Leipzig: Barth, 1906. 1st Edition. FIRST EDITION, FIRST ISSUE of two important 1906 Einstein papers. Einstein wrote two papers on the photoelectric effect, his revolutionary 1905 paper and "Zur Theorie der Lichterzeugung und Lichtabsorption," his continuation of it. In them, Einstein employed Planck's theory that luminous energy can be absorbed or emitted only in discrete amounts (called quanta) and proposed a theory of light quanta involving particles with no mass (photons) whose energy depended on frequency. All of Einstein's experimental results confirmed that light actually consisted of discrete energy packets.

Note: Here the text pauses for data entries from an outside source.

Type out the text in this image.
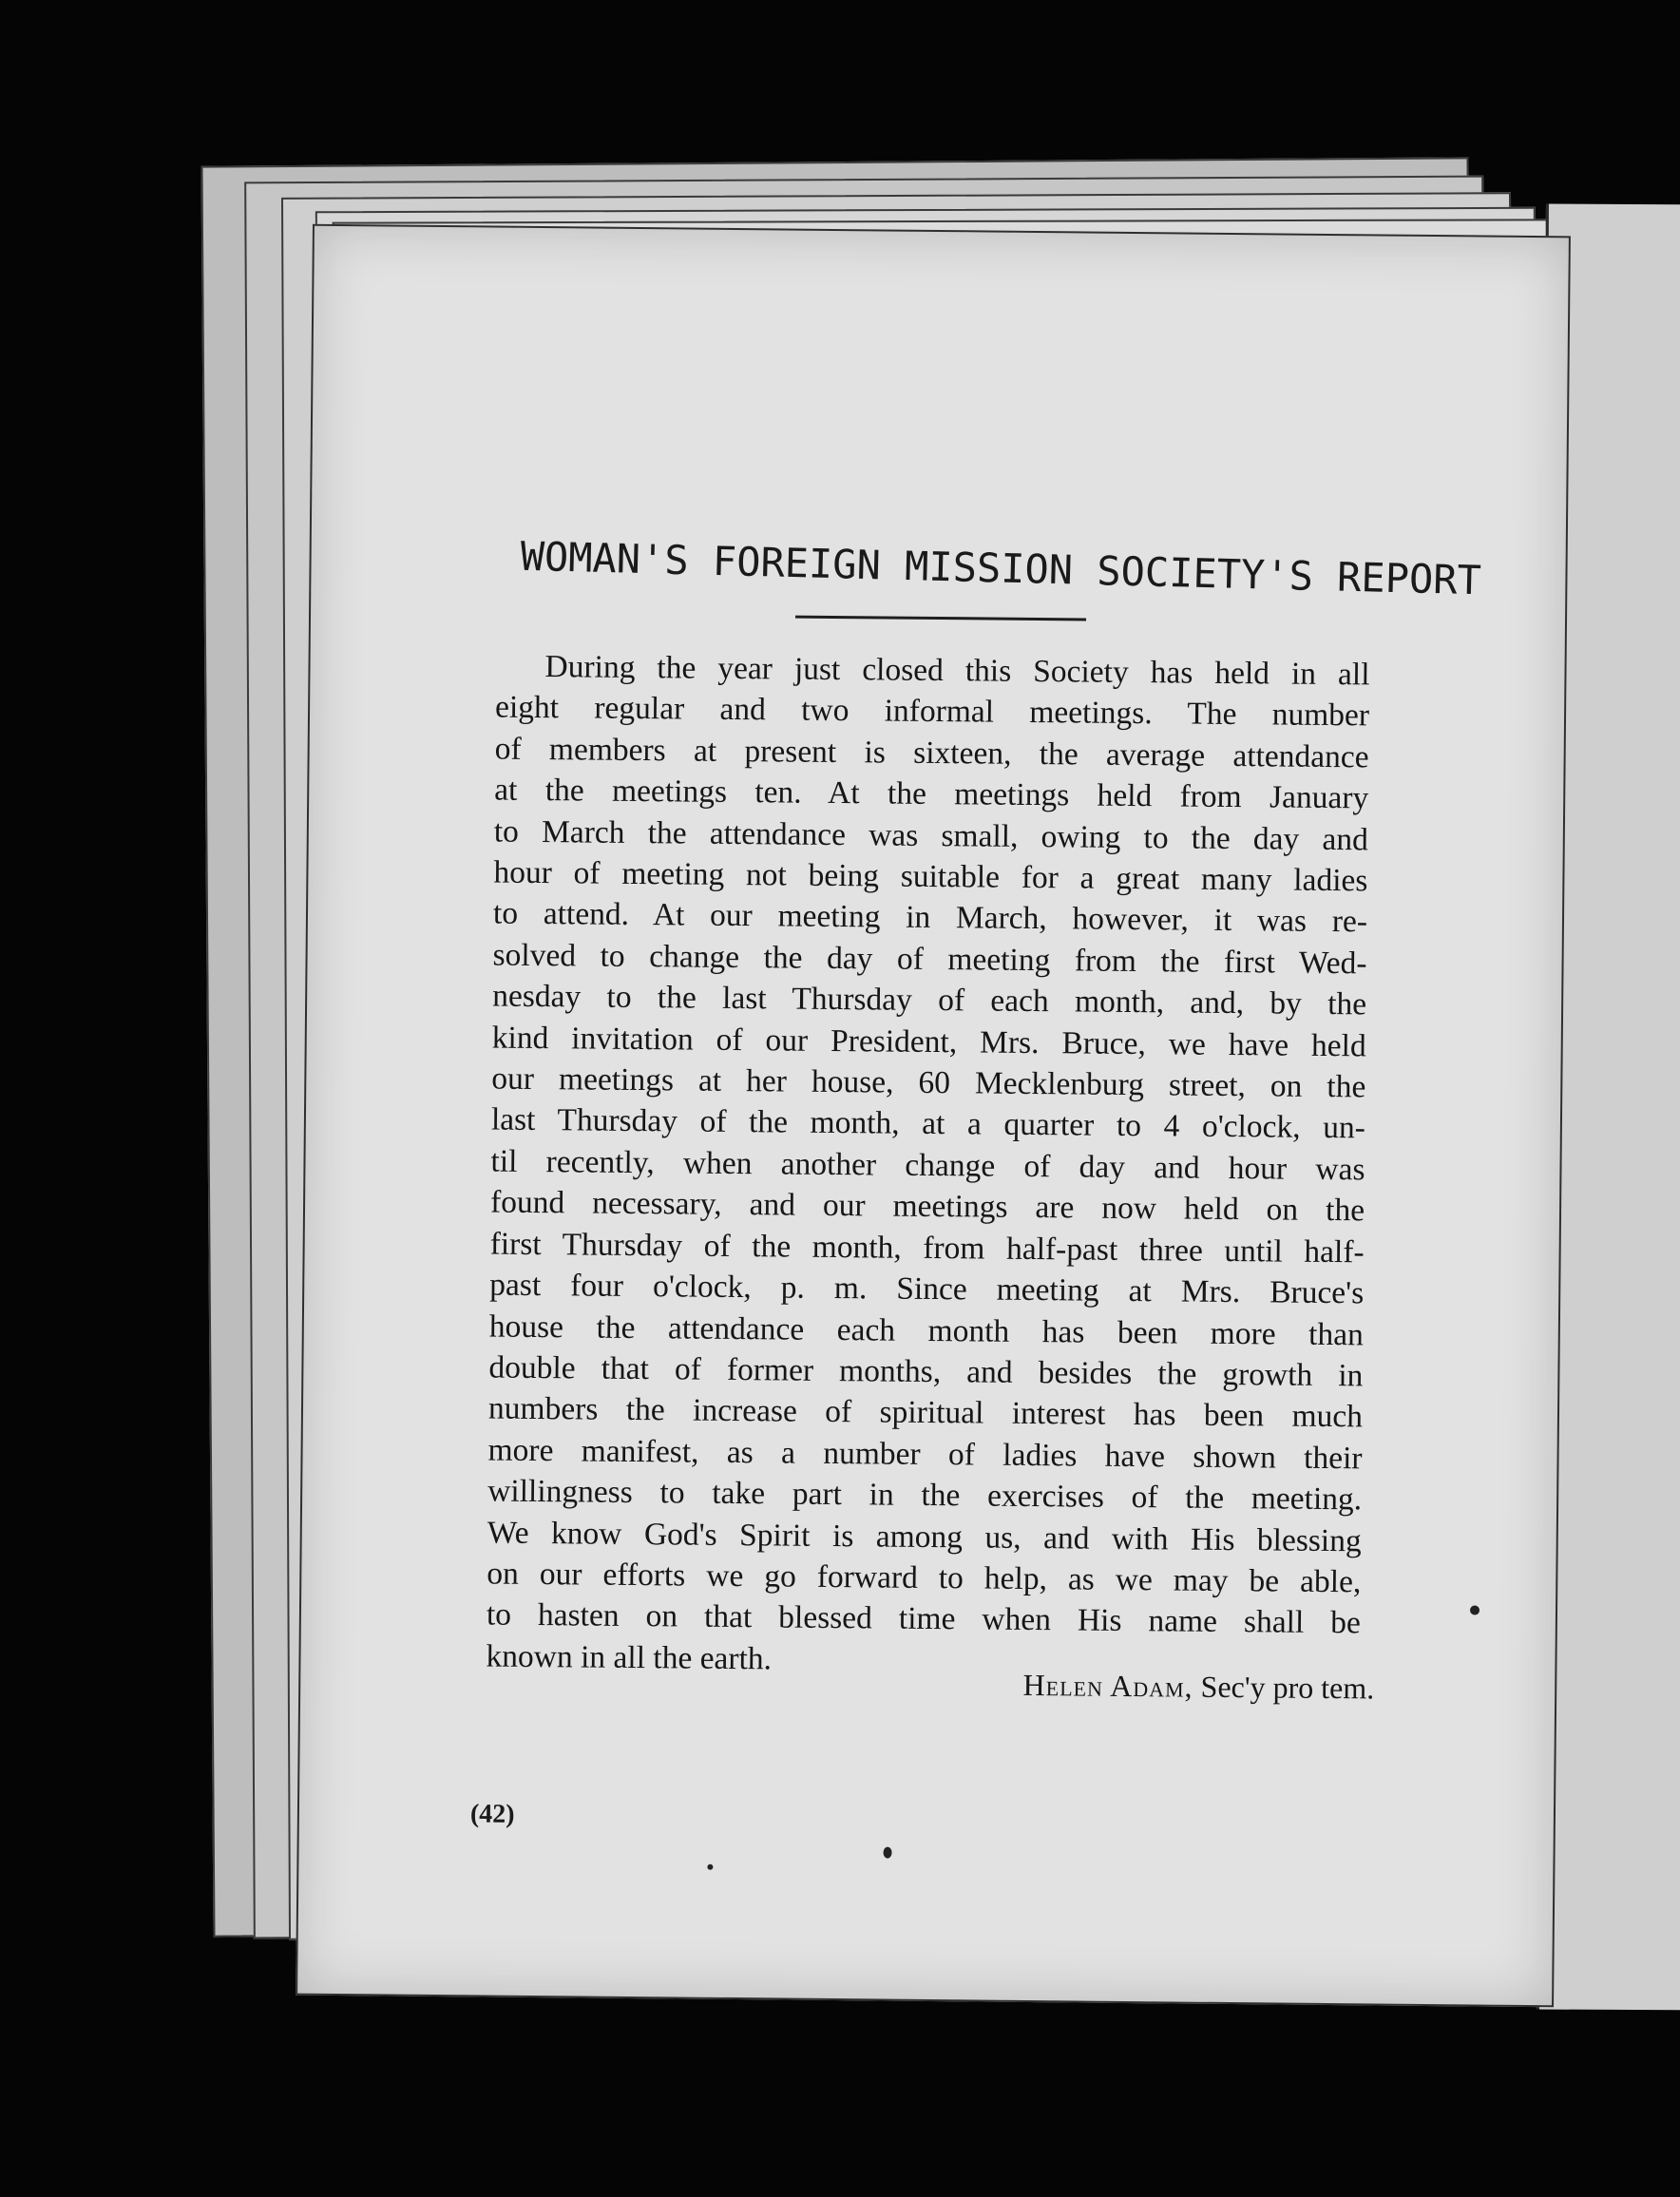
WOMAN'S FOREIGN MISSION SOCIETY'S REPORT
During the year just closed this Society has held in all
eight regular and two informal meetings. The number
of members at present is sixteen, the average attendance
at the meetings ten. At the meetings held from January
to March the attendance was small, owing to the day and
hour of meeting not being suitable for a great many ladies
to attend. At our meeting in March, however, it was re-
solved to change the day of meeting from the first Wed-
nesday to the last Thursday of each month, and, by the
kind invitation of our President, Mrs. Bruce, we have held
our meetings at her house, 60 Mecklenburg street, on the
last Thursday of the month, at a quarter to 4 o'clock, un-
til recently, when another change of day and hour was
found necessary, and our meetings are now held on the
first Thursday of the month, from half-past three until half-
past four o'clock, p. m. Since meeting at Mrs. Bruce's
house the attendance each month has been more than
double that of former months, and besides the growth in
numbers the increase of spiritual interest has been much
more manifest, as a number of ladies have shown their
willingness to take part in the exercises of the meeting.
We know God's Spirit is among us, and with His blessing
on our efforts we go forward to help, as we may be able,
to hasten on that blessed time when His name shall be
known in all the earth.
Helen Adam, Sec'y pro tem.
(42)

"Based on this theory, Einstein wrote an equation describing how the photoelectric effect works. The energy of individual electrons emitted by a photocell is a function of the frequency of the light hitting the photocell, and the rate of electron emission is a function of the light source's intensity (number of photons with sufficient energy being emitted). This is contrary to what is predicted by classical physics" (History of Physics: The Wenner Collection).
In this, Einstein's second paper on photoelectrics, he revisited Planck's theory and from it, developed his ideas to show that an electromagnetic wave such as light could be described as a particle (photon) with discrete quanta of energy that was dependent on its frequency. In the long history of quantum mechanics, this would lead to a theory of unity between subatomic particles and electromagnetic waves called wave-particle duality in which particles and waves were neither one nor the other, but had certain properties of both.
At first Einstein believed that light-quantum hypothesis was merely 'heuristic': that it behaved only as if it consisted of discontinuous quanta. But in this paper and others to follow, Einstein used his statistical mechanics to demonstrate that when light interacts with matter, Planck's entire formula can arise only from the existence of light quanta -- not from waves. In other words, in explaining the photoelectric effect by extending Planck's concept of quantum of energy, had Einstein "demonstrated that his own 'light-quantum hypothesis' was implicit in Planck's earlier work" (Honner, The Description of Nature, 31).
ALSO included in this volume is "Daz Prinzip von der Erhaltung..." (The Principle of Conservation of Motion of the Center of Gravity and the Inertia of Energy). In this "ingenious thought experiment involving energy transport in a hollow cylinder, Einstein returned to the relationship between inertial mass and energy, giving more general arguments for their complete equivalence" (Calaprice, The Einstein Almanac, 18). This was the first statement that the conservation of mass is a special case of the conservation of energy. Item #292
CONDITION & DETAILS: Leipzig: Barth, 1906. Octavo. (8.75 x 6 inches); 222 x 152mm. Ex-libris bearing minimal markings (only a small stamp on the title page). Illustration: 6 plates and figures throughout. Entire volume in black cloth, gilt-lettered at the spine. The cloth is a bit rubbed and scuffed and there is fading at the spine. Solidly and tightly bound. Bright and clean throughout.